Y para asegurar que la suerte no era desfavorable a la República capitalista, la UGT avisó con un día de antelación de la convocatoria de una «huelga general pacífica». Gil Robles aprovechó el amable aviso de Largo Caballero para practicar detenciones en masa de jefes «revolucionarios» y miembros dudosos de la policía y el ejército, que el día de la revolución seguían en sus casas y en sus locales, pacíficos y sin armas, pues la revolución de Largo Caballero era una «huelga general pacífica».

Dice Preston, en su biografía del mísero Carrillo: «Es más, durante la crisis se vio a los líderes socialistas conteniendo el fervor revolucionario de sus seguidores… Una vez constatado que las amenazas revolucionarias no habían disuadido a Alcalá Zamora de incorporar la CEDA al Gabinete, los líderes socialistas se escondieron en una madriguera. No se distribuyeron armas y las masas tampoco recibieron instrucciones. No se había trazado ningún plan para iniciar un levantamiento».

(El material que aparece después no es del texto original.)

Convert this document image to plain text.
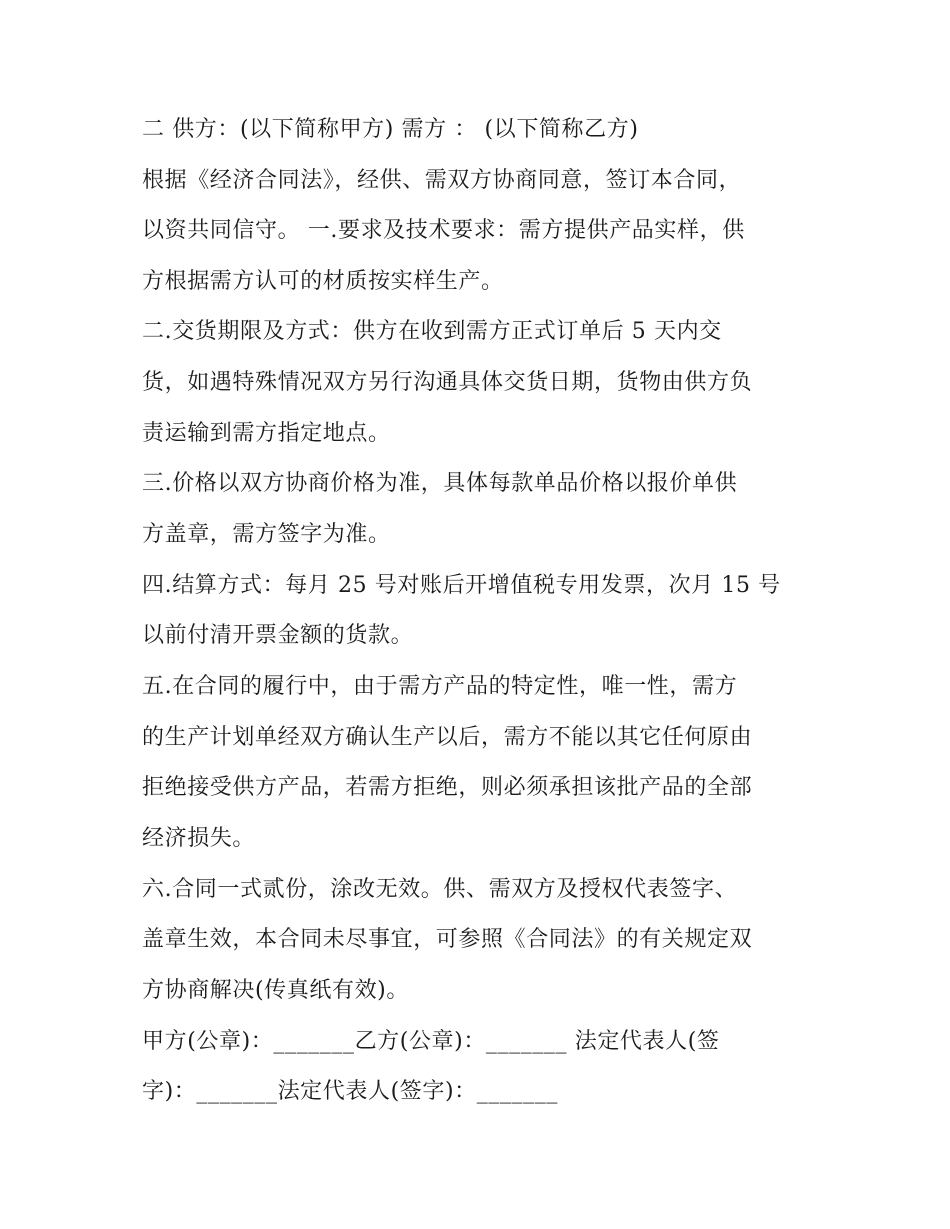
二 供方：(以下简称甲方) 需方 ： (以下简称乙方)

根据《经济合同法》，经供、需双方协商同意，签订本合同，

以资共同信守。 一.要求及技术要求：需方提供产品实样，供

方根据需方认可的材质按实样生产。

二.交货期限及方式：供方在收到需方正式订单后 5 天内交

货，如遇特殊情况双方另行沟通具体交货日期，货物由供方负

责运输到需方指定地点。

三.价格以双方协商价格为准，具体每款单品价格以报价单供

方盖章，需方签字为准。

四.结算方式：每月 25 号对账后开增值税专用发票，次月 15 号

以前付清开票金额的货款。

五.在合同的履行中，由于需方产品的特定性，唯一性，需方

的生产计划单经双方确认生产以后，需方不能以其它任何原由

拒绝接受供方产品，若需方拒绝，则必须承担该批产品的全部

经济损失。

六.合同一式贰份，涂改无效。供、需双方及授权代表签字、

盖章生效，本合同未尽事宜，可参照《合同法》的有关规定双

方协商解决(传真纸有效)。

甲方(公章)：_______乙方(公章)：_______ 法定代表人(签

字)：_______法定代表人(签字)：_______
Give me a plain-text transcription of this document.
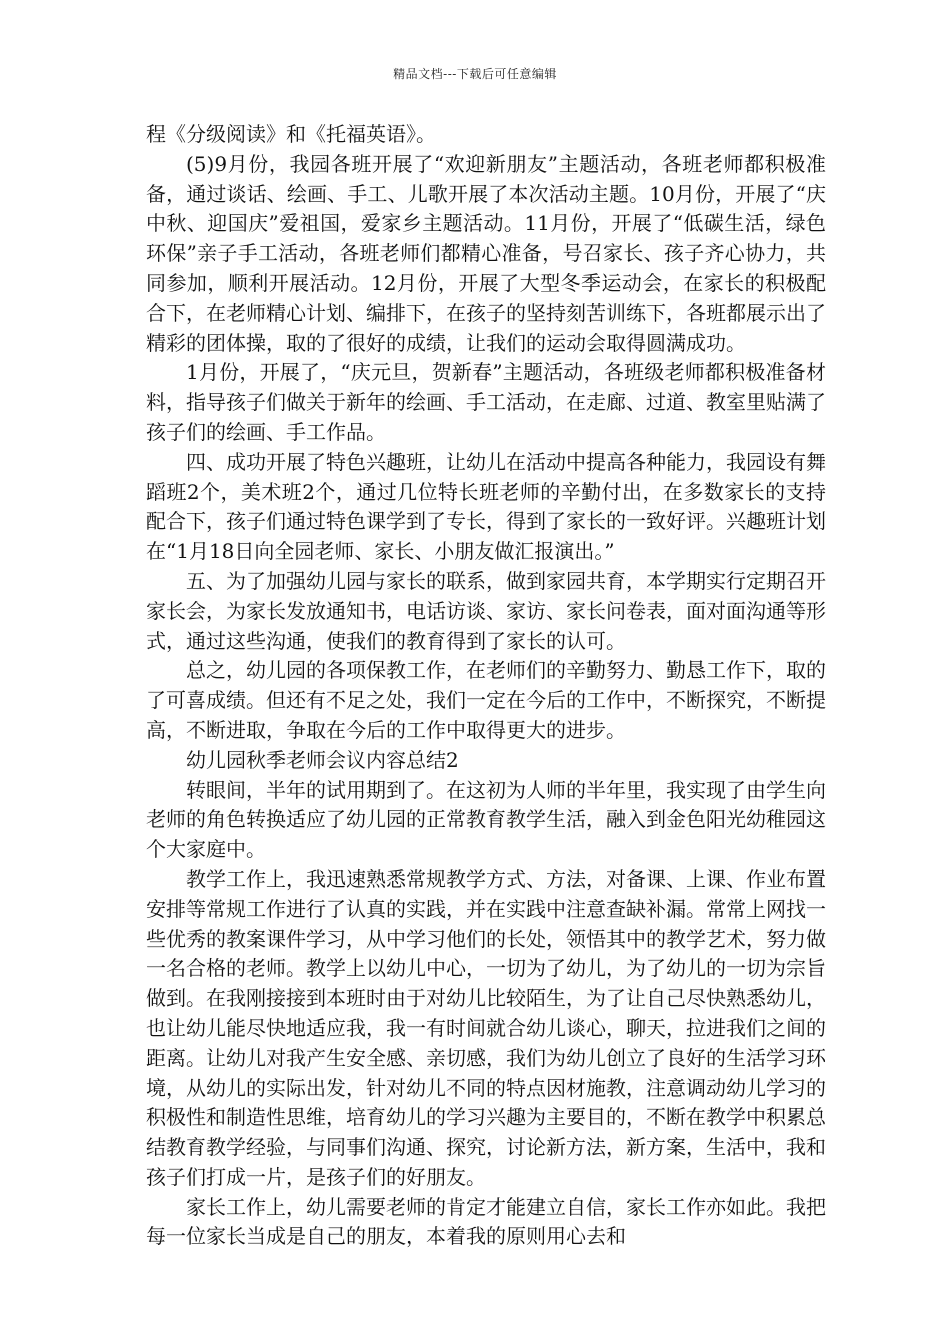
精品文档---下载后可任意编辑

程《分级阅读》和《托福英语》。

(5)9月份，我园各班开展了“欢迎新朋友”主题活动，各班老师都积极准备，通过谈话、绘画、手工、儿歌开展了本次活动主题。10月份，开展了“庆中秋、迎国庆”爱祖国，爱家乡主题活动。11月份，开展了“低碳生活，绿色环保”亲子手工活动，各班老师们都精心准备，号召家长、孩子齐心协力，共同参加，顺利开展活动。12月份，开展了大型冬季运动会，在家长的积极配合下，在老师精心计划、编排下，在孩子的坚持刻苦训练下，各班都展示出了精彩的团体操，取的了很好的成绩，让我们的运动会取得圆满成功。

1月份，开展了，“庆元旦，贺新春”主题活动，各班级老师都积极准备材料，指导孩子们做关于新年的绘画、手工活动，在走廊、过道、教室里贴满了孩子们的绘画、手工作品。

四、成功开展了特色兴趣班，让幼儿在活动中提高各种能力，我园设有舞蹈班2个，美术班2个，通过几位特长班老师的辛勤付出，在多数家长的支持配合下，孩子们通过特色课学到了专长，得到了家长的一致好评。兴趣班计划在“1月18日向全园老师、家长、小朋友做汇报演出。”

五、为了加强幼儿园与家长的联系，做到家园共育，本学期实行定期召开家长会，为家长发放通知书，电话访谈、家访、家长问卷表，面对面沟通等形式，通过这些沟通，使我们的教育得到了家长的认可。

总之，幼儿园的各项保教工作，在老师们的辛勤努力、勤恳工作下，取的了可喜成绩。但还有不足之处，我们一定在今后的工作中，不断探究，不断提高，不断进取，争取在今后的工作中取得更大的进步。

幼儿园秋季老师会议内容总结2

转眼间，半年的试用期到了。在这初为人师的半年里，我实现了由学生向老师的角色转换适应了幼儿园的正常教育教学生活，融入到金色阳光幼稚园这个大家庭中。

教学工作上，我迅速熟悉常规教学方式、方法，对备课、上课、作业布置安排等常规工作进行了认真的实践，并在实践中注意查缺补漏。常常上网找一些优秀的教案课件学习，从中学习他们的长处，领悟其中的教学艺术，努力做一名合格的老师。教学上以幼儿中心，一切为了幼儿，为了幼儿的一切为宗旨做到。在我刚接接到本班时由于对幼儿比较陌生，为了让自己尽快熟悉幼儿，也让幼儿能尽快地适应我，我一有时间就合幼儿谈心，聊天，拉进我们之间的距离。让幼儿对我产生安全感、亲切感，我们为幼儿创立了良好的生活学习环境，从幼儿的实际出发，针对幼儿不同的特点因材施教，注意调动幼儿学习的积极性和制造性思维，培育幼儿的学习兴趣为主要目的，不断在教学中积累总结教育教学经验，与同事们沟通、探究，讨论新方法，新方案，生活中，我和孩子们打成一片，是孩子们的好朋友。

家长工作上，幼儿需要老师的肯定才能建立自信，家长工作亦如此。我把每一位家长当成是自己的朋友，本着我的原则用心去和
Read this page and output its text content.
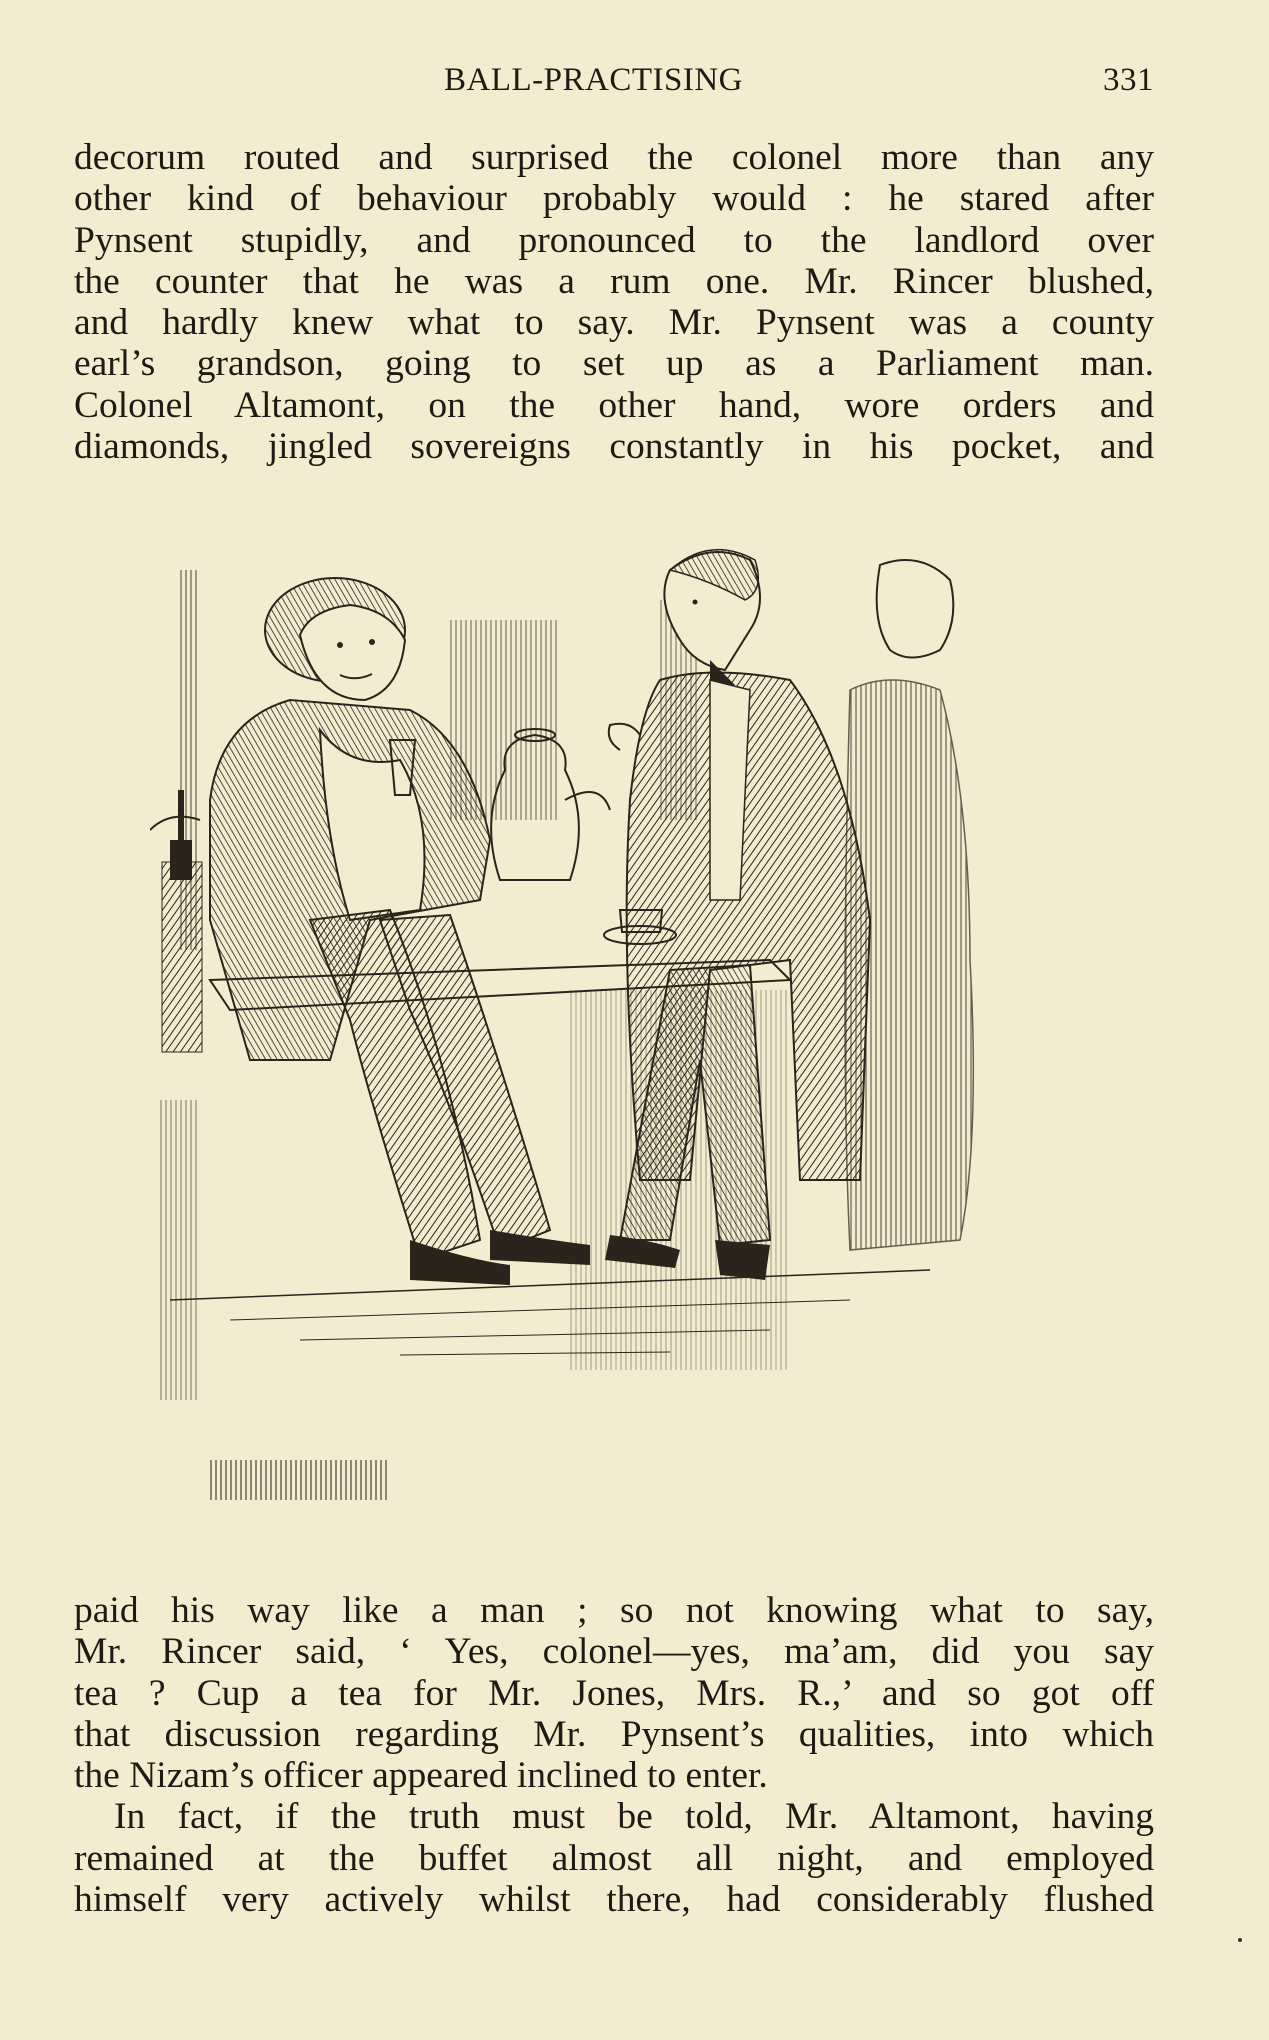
BALL-PRACTISING	331
decorum routed and surprised the colonel more than any
other kind of behaviour probably would : he stared after
Pynsent stupidly, and pronounced to the landlord over
the counter that he was a rum one. Mr. Rincer blushed,
and hardly knew what to say. Mr. Pynsent was a county
earl’s grandson, going to set up as a Parliament man.
Colonel Altamont, on the other hand, wore orders and
diamonds, jingled sovereigns constantly in his pocket, and
paid his way like a man ; so not knowing what to say,
Mr. Rincer said, ‘ Yes, colonel—yes, ma’am, did you say
tea ? Cup a tea for Mr. Jones, Mrs. R.,’ and so got off
that discussion regarding Mr. Pynsent’s qualities, into which
the Nizam’s officer appeared inclined to enter.
In fact, if the truth must be told, Mr. Altamont, having
remained at the buffet almost all night, and employed
himself very actively whilst there, had considerably flushed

Cierto, la huelga general era pacífica y las muchedumbres de obreros en Madrid pasaron días esperando instrucciones y armas que no llegarían porque ni las había, ni había nadie que las quisiera dar. Largo Caballero, el Lenin español se escondió. La República Catalana, inhibida la CNT, duró diez días, lo justo para dar tiempo al Gobierno a disparar el primer cañonazo y dar pretexto a Companys para rendirse… y Asturias se quedó sola frente a la Legión y los moros.

Seguro que era cierto que Largo Caballero tenía una «honradez» que ninguno de los otros jefes socialistas alcanzaba, seguro que estaba muy por encima de despreciables sujetos como Prieto o Besteiro, pero de nunca la honradez ha impedido la pusilanimería. En el siguiente envite, los mismos cobardes, los mismos personajes, los mismos comediantes, toda esta fruslería humana, forjaría el triunfo de Franco y el fin de la esperanza.